They are called La Louve, Ostokop, SuperQuinquin, Beescoop…and they are based on Park Slope Food Coop in the US.
They are co-operative supermarkets which are a bit hit and are growing in France and Belgium. It’s a return to a phenomenon, which says a lot about our relationship with diet and food.
It all started in Brooklyn.
It all started in a New York neighbourhood in 1973 with the first co-operative supermarket, whose aim hasn’t changed since “to be a buying agent for its members and not a selling agent for industry”. Let’s be clear, what the co-operative buys in bulk for a reduced price can only be re-sold to its members.
In practice that means that the co-operative makes less margin on its products (around 20%) and, in return, it asks its members to volunteer to make it work.

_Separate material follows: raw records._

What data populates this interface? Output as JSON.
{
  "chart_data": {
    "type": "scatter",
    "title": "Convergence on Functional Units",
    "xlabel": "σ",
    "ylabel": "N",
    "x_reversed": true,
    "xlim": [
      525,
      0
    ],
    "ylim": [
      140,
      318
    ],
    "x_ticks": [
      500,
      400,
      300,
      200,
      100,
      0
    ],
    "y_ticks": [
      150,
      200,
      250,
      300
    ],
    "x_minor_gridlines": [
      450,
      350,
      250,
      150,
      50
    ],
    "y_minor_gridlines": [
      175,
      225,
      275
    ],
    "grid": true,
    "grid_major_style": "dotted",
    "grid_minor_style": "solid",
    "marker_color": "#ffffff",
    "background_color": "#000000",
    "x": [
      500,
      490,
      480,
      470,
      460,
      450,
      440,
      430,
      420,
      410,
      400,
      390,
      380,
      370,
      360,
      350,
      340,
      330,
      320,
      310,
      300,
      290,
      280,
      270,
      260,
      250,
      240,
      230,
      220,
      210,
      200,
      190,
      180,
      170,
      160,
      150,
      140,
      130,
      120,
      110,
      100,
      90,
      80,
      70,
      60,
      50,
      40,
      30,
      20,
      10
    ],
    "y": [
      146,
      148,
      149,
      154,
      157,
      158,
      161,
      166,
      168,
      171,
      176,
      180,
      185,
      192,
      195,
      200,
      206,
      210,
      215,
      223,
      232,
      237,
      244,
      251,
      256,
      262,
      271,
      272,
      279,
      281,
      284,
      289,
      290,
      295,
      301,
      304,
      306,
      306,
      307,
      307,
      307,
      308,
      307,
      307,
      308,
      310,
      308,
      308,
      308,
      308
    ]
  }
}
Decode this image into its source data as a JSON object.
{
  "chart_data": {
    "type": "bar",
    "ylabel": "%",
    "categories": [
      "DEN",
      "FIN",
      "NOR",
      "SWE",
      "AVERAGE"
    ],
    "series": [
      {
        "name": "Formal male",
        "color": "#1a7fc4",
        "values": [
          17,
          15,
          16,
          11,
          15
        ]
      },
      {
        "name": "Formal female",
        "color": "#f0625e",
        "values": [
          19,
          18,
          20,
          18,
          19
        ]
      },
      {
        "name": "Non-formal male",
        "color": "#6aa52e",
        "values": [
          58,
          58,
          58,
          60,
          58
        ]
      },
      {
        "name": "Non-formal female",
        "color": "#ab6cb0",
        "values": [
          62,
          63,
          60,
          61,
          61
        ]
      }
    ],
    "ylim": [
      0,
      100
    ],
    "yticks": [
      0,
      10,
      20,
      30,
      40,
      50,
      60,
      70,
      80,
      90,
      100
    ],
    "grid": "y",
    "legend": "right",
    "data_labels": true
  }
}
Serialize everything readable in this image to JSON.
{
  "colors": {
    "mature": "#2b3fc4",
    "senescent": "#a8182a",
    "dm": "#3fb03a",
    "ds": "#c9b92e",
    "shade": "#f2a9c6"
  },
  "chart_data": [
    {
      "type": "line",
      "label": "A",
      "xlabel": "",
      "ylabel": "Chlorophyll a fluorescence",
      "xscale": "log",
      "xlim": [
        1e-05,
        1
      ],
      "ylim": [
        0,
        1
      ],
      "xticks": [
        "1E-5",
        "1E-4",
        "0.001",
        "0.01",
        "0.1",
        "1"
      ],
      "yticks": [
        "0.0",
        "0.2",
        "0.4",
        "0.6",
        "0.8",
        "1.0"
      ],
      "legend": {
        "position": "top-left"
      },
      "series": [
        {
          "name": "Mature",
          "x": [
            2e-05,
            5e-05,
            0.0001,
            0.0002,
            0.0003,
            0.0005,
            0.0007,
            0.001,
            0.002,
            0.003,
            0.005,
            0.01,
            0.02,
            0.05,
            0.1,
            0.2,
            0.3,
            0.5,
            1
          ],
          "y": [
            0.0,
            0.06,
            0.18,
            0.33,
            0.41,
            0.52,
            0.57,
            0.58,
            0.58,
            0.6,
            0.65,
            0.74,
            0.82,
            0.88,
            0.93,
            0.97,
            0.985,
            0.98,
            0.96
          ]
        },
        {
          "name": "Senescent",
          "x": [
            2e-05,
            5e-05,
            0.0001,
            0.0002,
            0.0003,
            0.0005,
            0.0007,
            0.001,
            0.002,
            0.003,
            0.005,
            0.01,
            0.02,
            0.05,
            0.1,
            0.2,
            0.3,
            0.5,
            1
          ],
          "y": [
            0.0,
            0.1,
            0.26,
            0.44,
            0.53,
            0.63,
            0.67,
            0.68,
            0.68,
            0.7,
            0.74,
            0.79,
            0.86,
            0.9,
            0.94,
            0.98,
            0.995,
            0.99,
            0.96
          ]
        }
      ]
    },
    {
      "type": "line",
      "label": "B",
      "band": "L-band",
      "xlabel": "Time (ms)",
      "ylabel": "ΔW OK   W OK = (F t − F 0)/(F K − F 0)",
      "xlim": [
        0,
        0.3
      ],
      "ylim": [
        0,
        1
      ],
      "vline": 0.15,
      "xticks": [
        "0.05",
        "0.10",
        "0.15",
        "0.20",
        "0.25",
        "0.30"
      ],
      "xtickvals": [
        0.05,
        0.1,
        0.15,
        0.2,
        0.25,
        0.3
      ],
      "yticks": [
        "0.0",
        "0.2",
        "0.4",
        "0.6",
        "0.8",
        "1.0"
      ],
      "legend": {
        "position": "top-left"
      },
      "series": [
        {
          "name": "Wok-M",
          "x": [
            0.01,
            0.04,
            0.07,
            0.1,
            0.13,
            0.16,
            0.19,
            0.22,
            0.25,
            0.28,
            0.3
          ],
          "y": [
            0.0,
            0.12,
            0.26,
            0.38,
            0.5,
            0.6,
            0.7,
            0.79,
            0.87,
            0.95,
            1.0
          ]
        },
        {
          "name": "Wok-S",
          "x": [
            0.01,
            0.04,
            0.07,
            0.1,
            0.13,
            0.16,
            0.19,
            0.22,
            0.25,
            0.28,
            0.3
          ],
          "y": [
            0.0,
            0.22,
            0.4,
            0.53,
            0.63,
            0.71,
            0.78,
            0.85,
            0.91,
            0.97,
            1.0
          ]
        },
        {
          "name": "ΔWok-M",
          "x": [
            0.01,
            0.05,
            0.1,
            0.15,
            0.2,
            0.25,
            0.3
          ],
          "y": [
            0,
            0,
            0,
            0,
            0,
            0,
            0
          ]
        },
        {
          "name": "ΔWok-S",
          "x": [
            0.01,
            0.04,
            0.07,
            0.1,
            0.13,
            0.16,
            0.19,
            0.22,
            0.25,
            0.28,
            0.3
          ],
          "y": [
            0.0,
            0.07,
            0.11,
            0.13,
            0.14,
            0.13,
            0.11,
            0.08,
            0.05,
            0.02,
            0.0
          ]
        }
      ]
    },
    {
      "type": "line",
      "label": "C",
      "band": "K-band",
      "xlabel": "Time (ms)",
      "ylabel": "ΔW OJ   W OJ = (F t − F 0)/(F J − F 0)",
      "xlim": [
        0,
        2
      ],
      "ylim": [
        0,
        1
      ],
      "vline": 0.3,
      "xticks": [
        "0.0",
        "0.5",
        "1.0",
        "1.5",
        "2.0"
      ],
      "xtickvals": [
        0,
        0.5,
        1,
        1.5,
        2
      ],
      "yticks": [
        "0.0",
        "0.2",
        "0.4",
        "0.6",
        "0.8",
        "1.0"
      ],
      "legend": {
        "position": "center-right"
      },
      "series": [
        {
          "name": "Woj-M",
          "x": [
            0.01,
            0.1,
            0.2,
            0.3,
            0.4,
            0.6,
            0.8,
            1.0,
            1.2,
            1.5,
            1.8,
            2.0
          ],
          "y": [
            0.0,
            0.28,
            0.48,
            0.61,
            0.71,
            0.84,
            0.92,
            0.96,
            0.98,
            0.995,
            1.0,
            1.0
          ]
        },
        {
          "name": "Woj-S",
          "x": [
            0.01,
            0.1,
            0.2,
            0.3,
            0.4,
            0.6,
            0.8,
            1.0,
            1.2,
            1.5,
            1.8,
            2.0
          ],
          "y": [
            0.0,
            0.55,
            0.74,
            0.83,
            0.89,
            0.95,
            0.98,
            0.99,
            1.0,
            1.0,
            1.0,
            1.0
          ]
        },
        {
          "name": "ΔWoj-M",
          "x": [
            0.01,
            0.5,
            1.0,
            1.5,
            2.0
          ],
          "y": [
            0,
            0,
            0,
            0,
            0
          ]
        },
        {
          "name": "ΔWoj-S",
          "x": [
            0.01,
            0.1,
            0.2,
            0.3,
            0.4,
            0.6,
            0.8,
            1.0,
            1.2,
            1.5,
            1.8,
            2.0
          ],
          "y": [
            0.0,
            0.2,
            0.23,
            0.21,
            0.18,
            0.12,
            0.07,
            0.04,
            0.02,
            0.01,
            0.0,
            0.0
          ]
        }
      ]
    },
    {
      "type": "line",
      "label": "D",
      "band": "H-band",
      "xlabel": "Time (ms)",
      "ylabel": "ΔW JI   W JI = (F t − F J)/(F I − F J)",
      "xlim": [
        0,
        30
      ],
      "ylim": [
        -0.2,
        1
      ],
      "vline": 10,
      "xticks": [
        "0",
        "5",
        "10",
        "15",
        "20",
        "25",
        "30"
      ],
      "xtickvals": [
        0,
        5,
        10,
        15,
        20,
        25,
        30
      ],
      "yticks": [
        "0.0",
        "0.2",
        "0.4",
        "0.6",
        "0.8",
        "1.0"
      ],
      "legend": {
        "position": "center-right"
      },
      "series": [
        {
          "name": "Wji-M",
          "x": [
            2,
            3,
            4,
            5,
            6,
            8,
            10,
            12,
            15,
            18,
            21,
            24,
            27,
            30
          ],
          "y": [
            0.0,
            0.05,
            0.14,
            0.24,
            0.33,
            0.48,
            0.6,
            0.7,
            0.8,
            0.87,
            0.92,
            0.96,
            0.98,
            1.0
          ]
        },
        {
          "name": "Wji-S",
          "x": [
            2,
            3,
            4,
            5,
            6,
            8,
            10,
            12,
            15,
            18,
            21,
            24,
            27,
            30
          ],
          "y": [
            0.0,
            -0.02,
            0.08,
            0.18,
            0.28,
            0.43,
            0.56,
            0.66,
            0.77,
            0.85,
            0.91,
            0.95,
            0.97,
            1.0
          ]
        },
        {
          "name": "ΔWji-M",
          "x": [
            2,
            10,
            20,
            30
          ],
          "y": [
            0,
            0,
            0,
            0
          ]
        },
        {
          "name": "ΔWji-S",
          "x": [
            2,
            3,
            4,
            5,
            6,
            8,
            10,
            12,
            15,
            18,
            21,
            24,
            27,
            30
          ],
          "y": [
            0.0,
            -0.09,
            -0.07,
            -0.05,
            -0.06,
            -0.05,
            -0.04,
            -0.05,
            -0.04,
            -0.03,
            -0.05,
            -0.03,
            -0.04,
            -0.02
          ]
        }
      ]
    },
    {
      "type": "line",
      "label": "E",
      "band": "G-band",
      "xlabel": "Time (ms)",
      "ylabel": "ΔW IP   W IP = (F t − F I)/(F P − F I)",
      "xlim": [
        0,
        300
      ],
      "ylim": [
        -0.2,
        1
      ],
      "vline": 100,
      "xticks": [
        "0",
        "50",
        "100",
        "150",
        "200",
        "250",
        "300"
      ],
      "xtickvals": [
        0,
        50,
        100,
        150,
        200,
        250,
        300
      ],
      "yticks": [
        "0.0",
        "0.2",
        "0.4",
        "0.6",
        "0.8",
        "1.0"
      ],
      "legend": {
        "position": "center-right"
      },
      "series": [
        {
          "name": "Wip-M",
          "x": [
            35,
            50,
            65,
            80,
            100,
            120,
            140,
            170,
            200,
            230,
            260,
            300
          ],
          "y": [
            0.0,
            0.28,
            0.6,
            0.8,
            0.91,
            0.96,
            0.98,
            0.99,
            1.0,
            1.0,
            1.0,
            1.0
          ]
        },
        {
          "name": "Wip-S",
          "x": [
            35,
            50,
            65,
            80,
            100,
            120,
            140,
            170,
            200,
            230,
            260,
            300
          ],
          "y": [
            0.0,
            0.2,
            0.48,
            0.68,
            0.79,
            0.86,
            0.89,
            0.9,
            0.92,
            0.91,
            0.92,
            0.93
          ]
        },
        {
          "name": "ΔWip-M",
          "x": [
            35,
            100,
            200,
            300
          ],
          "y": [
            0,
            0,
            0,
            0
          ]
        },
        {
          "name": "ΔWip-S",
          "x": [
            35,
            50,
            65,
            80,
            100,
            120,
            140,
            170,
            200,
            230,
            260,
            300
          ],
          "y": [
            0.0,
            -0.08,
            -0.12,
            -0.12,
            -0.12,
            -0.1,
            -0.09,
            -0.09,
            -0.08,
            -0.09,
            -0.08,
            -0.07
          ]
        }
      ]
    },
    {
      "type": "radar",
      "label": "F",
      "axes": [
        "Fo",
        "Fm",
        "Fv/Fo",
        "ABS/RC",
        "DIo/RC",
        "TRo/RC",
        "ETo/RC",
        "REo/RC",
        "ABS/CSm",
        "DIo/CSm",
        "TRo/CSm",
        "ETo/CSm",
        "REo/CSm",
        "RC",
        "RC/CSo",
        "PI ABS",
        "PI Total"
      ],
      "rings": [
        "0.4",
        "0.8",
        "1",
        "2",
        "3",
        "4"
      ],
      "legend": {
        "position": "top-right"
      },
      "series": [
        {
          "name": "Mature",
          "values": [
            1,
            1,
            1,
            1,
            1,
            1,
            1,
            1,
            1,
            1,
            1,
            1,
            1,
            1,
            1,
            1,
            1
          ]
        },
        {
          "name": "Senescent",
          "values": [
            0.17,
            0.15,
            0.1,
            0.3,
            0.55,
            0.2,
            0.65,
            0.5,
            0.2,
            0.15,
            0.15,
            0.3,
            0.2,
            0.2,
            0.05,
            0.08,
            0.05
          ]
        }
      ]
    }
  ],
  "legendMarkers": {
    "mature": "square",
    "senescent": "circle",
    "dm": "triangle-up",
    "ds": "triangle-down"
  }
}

A psychologist becomes a cashier; a graphic designer – a storeman.
Today Park Slope Food Coop brings together nearly 17,000 members who, as well as paying their annual membership, commit to working for the supermarket for around three hours per month. From shelf stacking to check out, from unloading to maintenance…each person knows that the model could not work if everyone didn’t put their hands on deck. And it works! The original version continues to seed smaller versions, particularly in Europe in recent years where the question of eating well is on everyone’s lips and in everyone’s mouths.
And there’s enough for everyone!
The first one launched in 2016: La Louve in Paris. With a 6,000 strong membership, the supermarket, which extends over almost 1,500 square metres, offers mainly organic food products, hand-made and local, without excluding what is good about a classic supermarket, good quality at reasonable value.
Since then, over one hundred projects spread over the territory have seen the day: La Cagette in Monpellier, Scopéli in Nantes, La Chouette Coop in Toulouse, Super Coop in Bordeaux…the movement is gaining pace and membership is on the rise.
Feeding a sense of purpose
According to a survey on the importance that the French place on the quality of their food (ObSoCo study, 2016), 82% declared that they are more attentive to their food than they were 5 years ago. It’s not surprising then that each one is looking to take back control over what goes on their plate. This explains the success of AMAP – Associations for the Preservation of Small, Local Farming – of which there are an estimated 3,000 in France, or brands such as C’est qui le patron? (Who’s the boss?), which invites consumers to set the fairest price for producers and customers and which now adds up to a total of nearly 100 million ethical products sold since starting out 2 years ago. Proof that the consumer hasn’t finished dipping his finger in the pie.